Evliyaullah’ın kalp casusu oladuklarını Risale-i Kudsiyyeden okuyalım:
Veliyyulah’ı casus kıldı Subhan (Allah, kendi dostlarını casus kıldı)
Girer kalbine bil, yoklar seni can (Kalbine girer, seni yoklar)
Uluvvul himmet ol, gel etme noksan (Yüksek himmetli ols, onda noksan etme)
Dilerse hak eder, yok şüphe i’lan (Mevla isterse senin kalbini dostuna açar)
Sivaları atıp Hakka gidelim (Allah’dan başka şeyleri atıp Hakka gidelim)
Cemali Ba kemali seyredelim.
Allah dostlarının halini anlayamazsınız
Uluvvul himmet ol kalma futurda (Yüksek himmetli ol, gevşeklikte kalma)
Ki Allah, rahm edip gark ede nurda (Ki Allah sana rahmet edip nura gerk etsin)
Görürsen sureta ker gam ve sürurda (Sen şeyhini sevinç ve üzüntülü görürsen)
Surur-u gam anda yok ol hep huzurda (Surur ve gam onda yok.O, hep huzurda)
Huzur üzere durup Hakka gidelim
Cemali ba kemali seyredelim
İmam-ı Rabbani Hazretleri de Mektubat adlı eserinde Evliyaullah’ın iki tarafı keskin kılıç olduklarını beyan etmişlerdir.
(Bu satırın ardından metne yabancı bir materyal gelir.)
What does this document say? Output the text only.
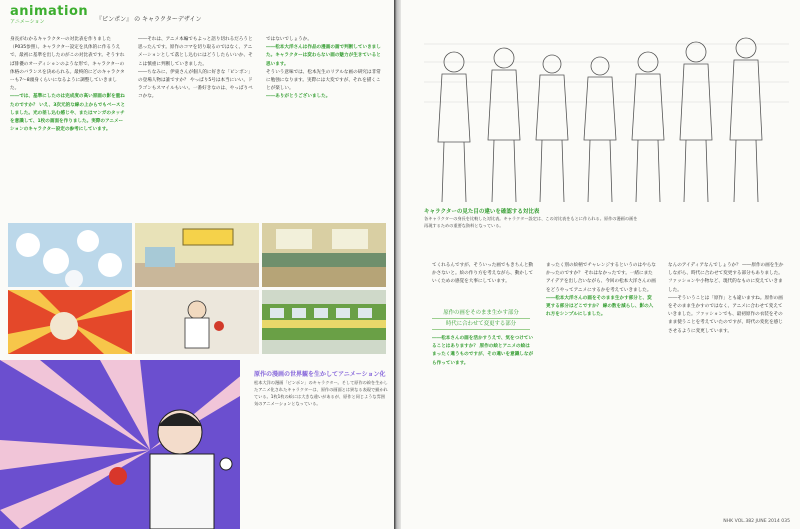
animation
アニメーション	『ピンポン』 の キャラクターデザイン
身長がわかるキャラクターの対比表を作りました（P035参照）。キャラクター設定を具体的に作るうえで、最初に基準を出したのがこの対比表です。そうすれば俳優のオーディションのような形で、キャラクターの体格のバランスを決められる。最終的にどのキャラクターも7〜8頭身くらいになるように調整していきました。
――では、基準にしたのは完成度の高い原画の影を重ねたのですか？ いえ、3次元的な線の上からでもベースとしました。光の差し込む感じや、またはマンガのタッチを意識して、1枚の画面を作りました。実際のアニメーションのキャラクター設定の参考にしています。
――それは、アニメ本編でもよっと語り切れるだろうと思ったんです。原作のコマを切り取るのではなく、アニメーションとして落とし込むにはどうしたらいいか、そこは慎重に判断していきました。
――ちなみに、伊東さんが個人的に好きな「ピンポン」の登場人物は誰ですか？ やっぱり5号は本当にいい。ドラゴンもスマイルもいい。一番好きなのは、やっぱりペコかな。
ではないでしょうか。
――松本大洋さんは作品の漫画の画で判断していきました。キャラクターは変わらない画の魅力が生きていると思います。
そういう意味では、松本先生のリアルな画の研究は非常に勉強になります。実際には大変ですが、それを描くことが楽しい。
――ありがとうございました。
原作の漫画の世界観を生かしてアニメーション化
松本大洋の漫画「ピンポン」のキャラクター。そして原作の絵を生かしたアニメ化されたキャラクターは、原作の画面とは異なる表現で描かれている。1枚1枚の絵には大きな違いがあるが、原作と同じような雰囲気のアニメーションとなっている。
キャラクターの見た目の違いを確認する対比表
各キャラクターの身長を比較した対比表。キャラクター設定は、この対比表をもとに作られる。原作の漫画の画を再現するための重要な資料となっている。
てくれるんですが、そういった画でもきちんと動かさないと。絵の作り方を考えながら、動かしていくための感覚を大事にしています。
原作の画をそのまま生かす部分
時代に合わせて変更する部分
――松本さんの画を活かすうえで、気をつけていることはありますか？ 原作の絵とアニメの絵はまったく違うものですが、その違いを意識しながら作っています。
まったく別の絵柄でチャレンジするというのはやらなかったのですか？ それはなかったです。一緒にまたアイデアを出し合いながら、今回の松本大洋さんの画をどうやってアニメにするかを考えていきました。
――松本大洋さんの画をそのまま生かす部分と、変更する部分はどこですか？ 線の数を減らし、影の入れ方をシンプルにしました。
なんのアイディアなんでしょうか？ ――原作の画を生かしながら、時代に合わせて変更する部分もありました。ファッションや小物など、現代的なものに変えていきました。
――そういうことは「原作」とも違いますね。原作の画をそのまま生かすのではなく、アニメに合わせて変えていきました。ファッションでも、最初原作の衣装をそのまま使うことを考えていたのですが、時代の変化を感じさせるように変更しています。
NHK VOL.382 JUNE 2014 035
Onlara saldıranların, kendilerinin zarar göreceğini buyurmuşlardır.
Allah dostlarının bu hallerini inkar eden ahmaklara kitaplar şöyle bir misal vermiştir:
‘‘Allah, lanetlenen ve huzurdan kovulan şeytana bile nice olağan üstü haller vermiştir.İnsanların kan damarlarında cereyan eder, duvar ona engel olamaz iken mesafe derdi olmadan dilediği yere anında varır.
Bunu düşmanına veren Allah, dostuna vermez mi? Sırlardan onu haberdar etmez mi?Onu hikmet ile boyamaz mı?.’
Ey gafil insan! Sen de azıcık akıl olsa bunları düşünür ve ibret alanlardan olursun. Dünya sana perde olmuş önünü göremezsin.Şehvetin aklına galip gelmiş düşünemezsin. Yol varken önünde, yönel Allah’ına. Tövbe kapısı herkes için sonuna kadar açık iken bu gaflet niyedir?
Hulesa-i kelam, Allah’ın dostlarına saldıranlar dünyada ve ahirette perişan olurlar. Onlar belki kırılmaz ve gücenmezler. Onların böyle bir hasleti yoktur. Ancak Allah, onlara yani dostlarına yapılan haksızlığa ve saldırılara gazaplanır. Ve Allah dostlarına saldıranlar gazab-ı ilahiyyeyi üzerlerine çekerler. Dünya ve ahiretleri mahvolur. Rezil ve rüsvay olurlar.
Allah dostlarına küçük te olsa bir edepsizlik yapmaktan, (huzurun da olsun olmasın) onlara saygıda kusur etmekten Allah’a sığınırız.